CHARLESTON, W.Va. -- CONSOL Energy Inc. will pay $5.5 million in fines and build a $200 million treatment system to resolve water quality violations federal regulators believe led to a massive fish kill along the West Virginia-Pennsylvania border, officials announced Monday.
Pittsburgh-based CONSOL will also pay $500,000 to the state of West Virginia for "natural resource damages" to Dunkard Creek in Monongalia County, where all fish, mussels, salamanders and other aquatic life were killed in the fall of 2009.
West Virginia regulators and CONSOL blamed the fish kill on non-native algae, but federal investigators said coal company discharges that were extremely high in salts created conditions that allowed the algae growth.
The settlement, if approved by a federal judge, would require CONSOL to clean up pollution discharges that violated state standards for years prior to the fish kill -- and went uncorrected with the state Department of Environmental Protection's blessing.

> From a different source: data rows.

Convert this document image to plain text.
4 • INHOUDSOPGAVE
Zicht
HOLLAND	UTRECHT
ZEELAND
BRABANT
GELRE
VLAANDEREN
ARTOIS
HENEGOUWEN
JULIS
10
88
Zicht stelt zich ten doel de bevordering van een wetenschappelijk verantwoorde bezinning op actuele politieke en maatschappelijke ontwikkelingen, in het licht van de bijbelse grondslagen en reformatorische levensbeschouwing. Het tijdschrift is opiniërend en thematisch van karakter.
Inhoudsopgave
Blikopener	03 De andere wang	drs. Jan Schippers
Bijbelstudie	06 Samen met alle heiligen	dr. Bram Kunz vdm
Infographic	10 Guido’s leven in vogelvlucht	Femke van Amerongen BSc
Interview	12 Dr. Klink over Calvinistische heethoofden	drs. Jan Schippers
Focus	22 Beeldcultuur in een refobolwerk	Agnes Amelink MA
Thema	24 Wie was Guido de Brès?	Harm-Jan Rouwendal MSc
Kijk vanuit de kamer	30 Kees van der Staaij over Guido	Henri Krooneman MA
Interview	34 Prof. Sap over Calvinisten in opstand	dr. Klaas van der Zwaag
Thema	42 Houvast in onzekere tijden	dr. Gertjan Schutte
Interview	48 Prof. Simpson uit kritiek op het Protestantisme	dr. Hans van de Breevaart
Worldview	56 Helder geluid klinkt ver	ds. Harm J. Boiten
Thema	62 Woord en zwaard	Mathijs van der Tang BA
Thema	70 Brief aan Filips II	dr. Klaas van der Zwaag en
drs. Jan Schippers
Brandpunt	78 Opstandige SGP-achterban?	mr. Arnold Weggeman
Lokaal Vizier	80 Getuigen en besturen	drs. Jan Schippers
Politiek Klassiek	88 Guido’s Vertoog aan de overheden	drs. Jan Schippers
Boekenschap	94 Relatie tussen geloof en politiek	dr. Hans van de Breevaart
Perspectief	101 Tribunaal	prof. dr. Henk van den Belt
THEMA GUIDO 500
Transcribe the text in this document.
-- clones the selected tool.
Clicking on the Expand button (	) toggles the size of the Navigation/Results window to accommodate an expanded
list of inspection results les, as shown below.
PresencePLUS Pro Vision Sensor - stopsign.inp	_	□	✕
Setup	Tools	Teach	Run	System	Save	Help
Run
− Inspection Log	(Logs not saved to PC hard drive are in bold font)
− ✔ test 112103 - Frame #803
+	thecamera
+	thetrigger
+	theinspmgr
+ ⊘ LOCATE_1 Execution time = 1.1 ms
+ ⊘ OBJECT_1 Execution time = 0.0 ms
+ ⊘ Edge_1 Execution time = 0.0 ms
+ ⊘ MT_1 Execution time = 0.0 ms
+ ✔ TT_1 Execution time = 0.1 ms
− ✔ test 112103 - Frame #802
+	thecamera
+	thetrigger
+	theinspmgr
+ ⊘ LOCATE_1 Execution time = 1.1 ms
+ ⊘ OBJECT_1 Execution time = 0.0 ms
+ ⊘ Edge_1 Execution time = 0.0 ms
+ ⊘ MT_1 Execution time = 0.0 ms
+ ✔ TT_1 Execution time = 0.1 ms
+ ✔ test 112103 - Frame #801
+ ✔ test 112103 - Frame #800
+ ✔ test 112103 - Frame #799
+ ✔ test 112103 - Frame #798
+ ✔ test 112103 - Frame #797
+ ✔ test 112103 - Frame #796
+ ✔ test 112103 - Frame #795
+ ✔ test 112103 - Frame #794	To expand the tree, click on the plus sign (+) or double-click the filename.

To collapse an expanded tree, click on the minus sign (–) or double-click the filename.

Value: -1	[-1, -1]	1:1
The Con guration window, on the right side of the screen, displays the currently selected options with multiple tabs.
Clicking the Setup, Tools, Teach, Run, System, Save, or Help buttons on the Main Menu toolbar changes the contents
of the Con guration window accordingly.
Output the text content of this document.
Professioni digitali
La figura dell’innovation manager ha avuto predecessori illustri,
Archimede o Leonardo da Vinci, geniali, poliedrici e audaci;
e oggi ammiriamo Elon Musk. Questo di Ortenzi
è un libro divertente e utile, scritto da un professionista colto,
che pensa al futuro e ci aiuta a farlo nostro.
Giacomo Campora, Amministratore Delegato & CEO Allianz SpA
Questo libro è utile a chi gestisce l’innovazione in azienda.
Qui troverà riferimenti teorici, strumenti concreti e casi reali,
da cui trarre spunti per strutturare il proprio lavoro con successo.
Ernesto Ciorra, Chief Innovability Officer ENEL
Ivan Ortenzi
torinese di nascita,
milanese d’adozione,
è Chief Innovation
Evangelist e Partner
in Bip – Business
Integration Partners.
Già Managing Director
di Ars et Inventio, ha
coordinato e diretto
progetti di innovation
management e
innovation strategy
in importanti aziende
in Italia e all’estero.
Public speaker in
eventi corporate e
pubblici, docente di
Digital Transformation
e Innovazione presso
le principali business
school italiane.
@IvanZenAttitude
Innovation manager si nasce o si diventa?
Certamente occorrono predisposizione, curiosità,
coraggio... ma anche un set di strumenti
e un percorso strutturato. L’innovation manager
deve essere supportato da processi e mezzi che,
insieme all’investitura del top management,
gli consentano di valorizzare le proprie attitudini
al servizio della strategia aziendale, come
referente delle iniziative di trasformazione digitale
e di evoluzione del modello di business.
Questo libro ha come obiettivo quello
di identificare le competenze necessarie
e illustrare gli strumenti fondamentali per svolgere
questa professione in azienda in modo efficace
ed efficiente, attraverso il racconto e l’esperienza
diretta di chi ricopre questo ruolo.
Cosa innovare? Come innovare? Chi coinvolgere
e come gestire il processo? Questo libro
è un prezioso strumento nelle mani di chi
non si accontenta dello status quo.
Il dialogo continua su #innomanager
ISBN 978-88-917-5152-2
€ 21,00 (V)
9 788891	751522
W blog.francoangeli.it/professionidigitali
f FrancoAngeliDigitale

CONSOL would complete and begin operating a "reverse osmosis" treatment plant so that discharges from four mining complexes in the area would meet state pollution limits for chlorides by May 30, 2013.
Federal and state officials joined CONSOL executives in praising the deal. The company called it a "groundbreaking Clean Water Act settlement" that would "set the highest standard for mine water treatment."
"This agreement advances stricter water quality standards that CONSOL, and soon others, must meet," said Katharine Fredriksen, CONSOL's senior vice president of environmental strategy and regulatory affairs. "However, the watershed approach is a first of its kind and we believe it is an example others should look to in meeting their environmental challenges."
In its corporate news release, CONSOL included a quote in which DEP Secretary Randy Huffman said, "Mining is critical to our state's economy, but clean water is paramount.
"This agreement supports both," Huffman said. "We appreciate having CONSOL as our environmental and economic partner in protecting our state's watersheds."